News Release

Supreme Court California Prison Ruling

Share

The New York Times reports today on the Supreme Court’s ruling on California’s prison system: “Conditions in California’s overcrowded prisons are so bad that they violate the Eighth Amendment’s ban on cruel and unusual punishment, the Supreme Court ruled on Monday, ordering the state to reduce its prison population by more than 30,000 inmates.”

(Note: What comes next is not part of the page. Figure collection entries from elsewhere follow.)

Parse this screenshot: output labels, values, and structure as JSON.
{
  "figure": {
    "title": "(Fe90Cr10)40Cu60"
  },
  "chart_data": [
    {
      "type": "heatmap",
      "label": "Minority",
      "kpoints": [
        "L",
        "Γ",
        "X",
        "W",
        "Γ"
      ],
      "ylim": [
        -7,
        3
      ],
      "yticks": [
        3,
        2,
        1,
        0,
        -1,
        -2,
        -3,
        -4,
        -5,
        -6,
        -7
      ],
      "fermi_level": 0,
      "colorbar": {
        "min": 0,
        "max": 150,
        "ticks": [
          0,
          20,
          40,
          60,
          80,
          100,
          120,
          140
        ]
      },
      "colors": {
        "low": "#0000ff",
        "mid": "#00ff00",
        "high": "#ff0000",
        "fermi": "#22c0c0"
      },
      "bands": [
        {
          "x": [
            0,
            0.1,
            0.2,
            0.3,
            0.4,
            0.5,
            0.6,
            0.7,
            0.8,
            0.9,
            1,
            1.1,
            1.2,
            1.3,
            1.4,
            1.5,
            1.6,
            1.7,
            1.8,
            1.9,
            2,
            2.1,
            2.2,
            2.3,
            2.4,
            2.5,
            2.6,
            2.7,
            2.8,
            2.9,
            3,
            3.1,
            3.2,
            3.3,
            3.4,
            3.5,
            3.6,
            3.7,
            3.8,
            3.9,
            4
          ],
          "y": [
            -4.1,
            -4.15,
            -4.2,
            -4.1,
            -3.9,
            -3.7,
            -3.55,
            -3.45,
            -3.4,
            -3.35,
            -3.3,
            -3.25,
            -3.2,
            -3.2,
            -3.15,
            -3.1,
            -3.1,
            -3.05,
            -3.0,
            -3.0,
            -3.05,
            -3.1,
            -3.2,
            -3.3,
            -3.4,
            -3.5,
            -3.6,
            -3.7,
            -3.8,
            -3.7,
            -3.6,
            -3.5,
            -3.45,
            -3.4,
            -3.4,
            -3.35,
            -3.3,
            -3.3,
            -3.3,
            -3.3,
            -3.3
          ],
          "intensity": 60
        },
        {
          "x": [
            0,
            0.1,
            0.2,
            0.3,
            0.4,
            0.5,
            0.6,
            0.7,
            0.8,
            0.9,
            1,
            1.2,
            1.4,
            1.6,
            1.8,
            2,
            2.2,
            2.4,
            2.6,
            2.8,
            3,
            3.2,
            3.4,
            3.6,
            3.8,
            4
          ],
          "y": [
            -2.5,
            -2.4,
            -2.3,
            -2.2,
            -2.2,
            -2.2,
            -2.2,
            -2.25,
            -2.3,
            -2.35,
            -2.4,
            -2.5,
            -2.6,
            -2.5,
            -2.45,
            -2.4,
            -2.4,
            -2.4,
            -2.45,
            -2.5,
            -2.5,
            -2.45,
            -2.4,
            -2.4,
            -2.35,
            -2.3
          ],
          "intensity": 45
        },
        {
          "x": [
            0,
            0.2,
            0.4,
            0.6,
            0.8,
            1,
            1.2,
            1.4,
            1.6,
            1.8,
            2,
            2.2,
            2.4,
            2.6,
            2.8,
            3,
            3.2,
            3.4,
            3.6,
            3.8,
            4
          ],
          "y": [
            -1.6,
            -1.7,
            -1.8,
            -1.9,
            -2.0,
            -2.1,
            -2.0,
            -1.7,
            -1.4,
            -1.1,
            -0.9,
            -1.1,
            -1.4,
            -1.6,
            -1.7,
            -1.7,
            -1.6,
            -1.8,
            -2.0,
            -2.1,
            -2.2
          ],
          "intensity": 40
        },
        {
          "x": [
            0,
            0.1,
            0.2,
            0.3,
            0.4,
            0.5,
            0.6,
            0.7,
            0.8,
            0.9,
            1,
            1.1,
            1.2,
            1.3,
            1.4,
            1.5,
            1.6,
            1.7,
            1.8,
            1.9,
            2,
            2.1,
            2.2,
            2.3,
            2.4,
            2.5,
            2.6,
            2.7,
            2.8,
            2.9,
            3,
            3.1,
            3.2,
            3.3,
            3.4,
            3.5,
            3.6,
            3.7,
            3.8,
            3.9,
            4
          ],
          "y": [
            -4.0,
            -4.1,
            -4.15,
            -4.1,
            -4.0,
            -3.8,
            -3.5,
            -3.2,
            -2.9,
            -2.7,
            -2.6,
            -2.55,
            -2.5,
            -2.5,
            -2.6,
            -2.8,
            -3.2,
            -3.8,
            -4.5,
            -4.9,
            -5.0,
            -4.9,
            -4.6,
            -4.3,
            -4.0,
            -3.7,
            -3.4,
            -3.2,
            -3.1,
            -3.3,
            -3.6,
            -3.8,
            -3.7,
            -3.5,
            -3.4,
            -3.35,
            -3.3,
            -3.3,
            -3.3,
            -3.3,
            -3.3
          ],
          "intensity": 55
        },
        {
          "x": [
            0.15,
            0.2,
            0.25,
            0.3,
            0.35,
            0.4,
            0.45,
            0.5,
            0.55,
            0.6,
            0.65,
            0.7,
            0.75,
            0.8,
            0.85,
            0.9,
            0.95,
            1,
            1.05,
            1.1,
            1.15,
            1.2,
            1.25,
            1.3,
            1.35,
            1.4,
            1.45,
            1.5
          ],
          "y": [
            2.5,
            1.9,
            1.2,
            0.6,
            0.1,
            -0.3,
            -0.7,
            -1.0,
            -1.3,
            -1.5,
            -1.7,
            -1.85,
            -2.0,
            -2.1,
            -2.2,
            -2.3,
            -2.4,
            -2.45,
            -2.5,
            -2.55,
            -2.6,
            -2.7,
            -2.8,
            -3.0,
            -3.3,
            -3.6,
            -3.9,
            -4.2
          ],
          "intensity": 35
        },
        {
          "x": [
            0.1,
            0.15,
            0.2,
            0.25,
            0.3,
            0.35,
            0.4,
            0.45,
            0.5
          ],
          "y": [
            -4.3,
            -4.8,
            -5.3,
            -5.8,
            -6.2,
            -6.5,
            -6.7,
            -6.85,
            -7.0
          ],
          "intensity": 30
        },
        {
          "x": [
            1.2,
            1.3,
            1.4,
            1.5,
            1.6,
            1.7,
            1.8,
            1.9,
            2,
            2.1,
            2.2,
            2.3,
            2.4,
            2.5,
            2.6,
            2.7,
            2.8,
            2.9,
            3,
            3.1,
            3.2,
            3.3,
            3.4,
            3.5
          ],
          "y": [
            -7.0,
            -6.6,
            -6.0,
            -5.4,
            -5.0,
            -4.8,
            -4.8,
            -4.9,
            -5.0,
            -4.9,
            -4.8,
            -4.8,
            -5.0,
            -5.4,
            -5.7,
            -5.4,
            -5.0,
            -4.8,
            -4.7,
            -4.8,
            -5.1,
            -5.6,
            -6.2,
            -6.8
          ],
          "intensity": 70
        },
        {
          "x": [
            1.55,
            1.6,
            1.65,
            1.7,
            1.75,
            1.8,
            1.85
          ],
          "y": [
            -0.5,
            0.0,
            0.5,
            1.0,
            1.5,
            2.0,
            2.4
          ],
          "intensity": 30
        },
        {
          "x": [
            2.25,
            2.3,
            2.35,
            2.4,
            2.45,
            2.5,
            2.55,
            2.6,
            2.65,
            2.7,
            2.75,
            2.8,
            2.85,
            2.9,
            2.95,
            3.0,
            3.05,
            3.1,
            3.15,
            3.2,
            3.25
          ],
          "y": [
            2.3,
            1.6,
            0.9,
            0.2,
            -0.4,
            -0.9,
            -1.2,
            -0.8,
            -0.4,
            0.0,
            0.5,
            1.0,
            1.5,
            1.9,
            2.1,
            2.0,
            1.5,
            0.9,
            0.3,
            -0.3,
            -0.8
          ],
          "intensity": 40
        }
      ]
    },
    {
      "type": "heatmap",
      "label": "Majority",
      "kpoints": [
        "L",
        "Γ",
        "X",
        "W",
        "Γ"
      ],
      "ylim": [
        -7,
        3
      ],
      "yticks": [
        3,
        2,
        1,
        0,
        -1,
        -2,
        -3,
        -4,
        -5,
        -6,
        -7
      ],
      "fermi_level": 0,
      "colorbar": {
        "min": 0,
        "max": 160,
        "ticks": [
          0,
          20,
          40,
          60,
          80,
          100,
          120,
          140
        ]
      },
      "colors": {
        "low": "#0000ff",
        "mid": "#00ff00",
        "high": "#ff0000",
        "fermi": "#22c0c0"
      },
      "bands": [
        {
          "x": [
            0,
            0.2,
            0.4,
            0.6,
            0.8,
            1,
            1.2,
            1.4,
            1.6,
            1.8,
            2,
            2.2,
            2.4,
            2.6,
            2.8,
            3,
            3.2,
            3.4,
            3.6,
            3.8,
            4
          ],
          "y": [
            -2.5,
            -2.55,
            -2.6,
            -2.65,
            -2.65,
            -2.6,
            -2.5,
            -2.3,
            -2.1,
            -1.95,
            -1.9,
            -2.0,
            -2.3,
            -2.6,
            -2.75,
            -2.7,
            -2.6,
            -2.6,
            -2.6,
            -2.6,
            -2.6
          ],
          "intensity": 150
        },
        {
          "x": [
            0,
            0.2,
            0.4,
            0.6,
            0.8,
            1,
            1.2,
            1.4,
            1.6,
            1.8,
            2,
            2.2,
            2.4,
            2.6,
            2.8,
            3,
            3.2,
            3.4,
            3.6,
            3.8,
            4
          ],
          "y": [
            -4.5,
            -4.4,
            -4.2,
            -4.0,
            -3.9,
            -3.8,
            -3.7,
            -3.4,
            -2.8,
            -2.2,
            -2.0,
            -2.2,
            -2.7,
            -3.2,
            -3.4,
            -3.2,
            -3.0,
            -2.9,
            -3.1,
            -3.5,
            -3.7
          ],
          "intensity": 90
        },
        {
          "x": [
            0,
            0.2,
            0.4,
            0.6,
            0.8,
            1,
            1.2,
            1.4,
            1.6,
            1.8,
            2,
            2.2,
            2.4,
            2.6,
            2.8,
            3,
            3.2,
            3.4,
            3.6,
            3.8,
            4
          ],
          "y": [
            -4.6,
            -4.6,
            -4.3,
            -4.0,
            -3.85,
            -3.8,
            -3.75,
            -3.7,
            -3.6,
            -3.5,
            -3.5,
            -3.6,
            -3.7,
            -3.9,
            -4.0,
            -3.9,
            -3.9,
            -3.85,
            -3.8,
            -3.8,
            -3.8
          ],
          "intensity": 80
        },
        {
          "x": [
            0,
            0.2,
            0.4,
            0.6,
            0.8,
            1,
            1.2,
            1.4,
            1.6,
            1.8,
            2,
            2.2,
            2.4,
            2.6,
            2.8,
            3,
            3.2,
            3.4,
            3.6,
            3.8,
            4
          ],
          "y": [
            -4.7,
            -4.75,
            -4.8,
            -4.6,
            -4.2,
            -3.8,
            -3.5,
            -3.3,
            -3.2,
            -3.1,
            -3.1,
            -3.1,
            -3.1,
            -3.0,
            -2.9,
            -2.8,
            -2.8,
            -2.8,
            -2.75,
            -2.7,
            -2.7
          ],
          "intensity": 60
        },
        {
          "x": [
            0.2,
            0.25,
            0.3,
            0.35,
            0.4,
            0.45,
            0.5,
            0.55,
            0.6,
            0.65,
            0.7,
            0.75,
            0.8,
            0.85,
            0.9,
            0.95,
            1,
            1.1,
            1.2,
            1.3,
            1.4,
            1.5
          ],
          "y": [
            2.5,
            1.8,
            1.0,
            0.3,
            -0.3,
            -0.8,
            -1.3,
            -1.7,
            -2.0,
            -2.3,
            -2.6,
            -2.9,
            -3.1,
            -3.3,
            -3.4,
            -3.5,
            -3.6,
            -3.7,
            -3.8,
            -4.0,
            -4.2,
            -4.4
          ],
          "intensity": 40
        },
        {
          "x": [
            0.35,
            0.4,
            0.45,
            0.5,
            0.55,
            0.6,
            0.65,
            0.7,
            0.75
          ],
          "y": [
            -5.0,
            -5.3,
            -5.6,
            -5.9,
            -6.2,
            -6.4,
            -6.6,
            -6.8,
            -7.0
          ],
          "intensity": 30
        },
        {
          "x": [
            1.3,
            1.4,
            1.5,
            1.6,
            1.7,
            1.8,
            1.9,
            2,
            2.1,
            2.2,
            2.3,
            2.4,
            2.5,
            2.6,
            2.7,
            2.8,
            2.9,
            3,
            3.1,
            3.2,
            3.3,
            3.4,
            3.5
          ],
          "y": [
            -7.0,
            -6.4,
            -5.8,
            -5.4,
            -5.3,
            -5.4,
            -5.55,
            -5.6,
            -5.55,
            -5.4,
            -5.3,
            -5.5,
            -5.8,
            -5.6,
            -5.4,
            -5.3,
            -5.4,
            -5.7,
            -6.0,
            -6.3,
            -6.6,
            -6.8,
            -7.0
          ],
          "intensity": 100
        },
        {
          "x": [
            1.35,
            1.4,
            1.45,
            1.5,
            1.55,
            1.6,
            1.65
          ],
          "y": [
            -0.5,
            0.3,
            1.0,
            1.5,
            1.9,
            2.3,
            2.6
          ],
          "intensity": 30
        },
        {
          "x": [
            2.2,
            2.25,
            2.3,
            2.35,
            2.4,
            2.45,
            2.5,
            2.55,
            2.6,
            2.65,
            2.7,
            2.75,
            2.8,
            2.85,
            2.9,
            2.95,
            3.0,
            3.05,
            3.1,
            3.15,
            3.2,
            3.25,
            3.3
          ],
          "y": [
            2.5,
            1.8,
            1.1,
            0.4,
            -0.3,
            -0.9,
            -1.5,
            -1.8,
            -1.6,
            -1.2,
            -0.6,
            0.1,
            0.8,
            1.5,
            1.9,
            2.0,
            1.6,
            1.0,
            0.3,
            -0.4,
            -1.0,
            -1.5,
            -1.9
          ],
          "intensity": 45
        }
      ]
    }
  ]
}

ED MEAD, mead at prisonart.org
Mead is publisher of Prison Focus magazine, the director of the Prison Art Project and a former prisoner. He said today: “California’s prisons are designed to house a population just under 80,000, but the current number of prisoners in that system is double that. The lower courts have held that such conditions are cruel and unusual punishment as prohibited by the Eighth Amendment to the Constitution. The U.S. Supreme Court agrees. Where the court has gone wrong is in giving the state of California two years within which to rectify these conditions, with an offer of freely given extensions after that. The special master appointed by the district court found that one prisoner a week was dying as a result of medical neglect inside California’s prisons. To give that state years to fix this problem is wrong. It is not just medical neglect that is impacted as a result of overcrowding, it is all forms of violence. If you pack rats in a cage too tightly they will react in negative ways; the same is true with humans. The law gives primates more living space that it does California’s prisoners.”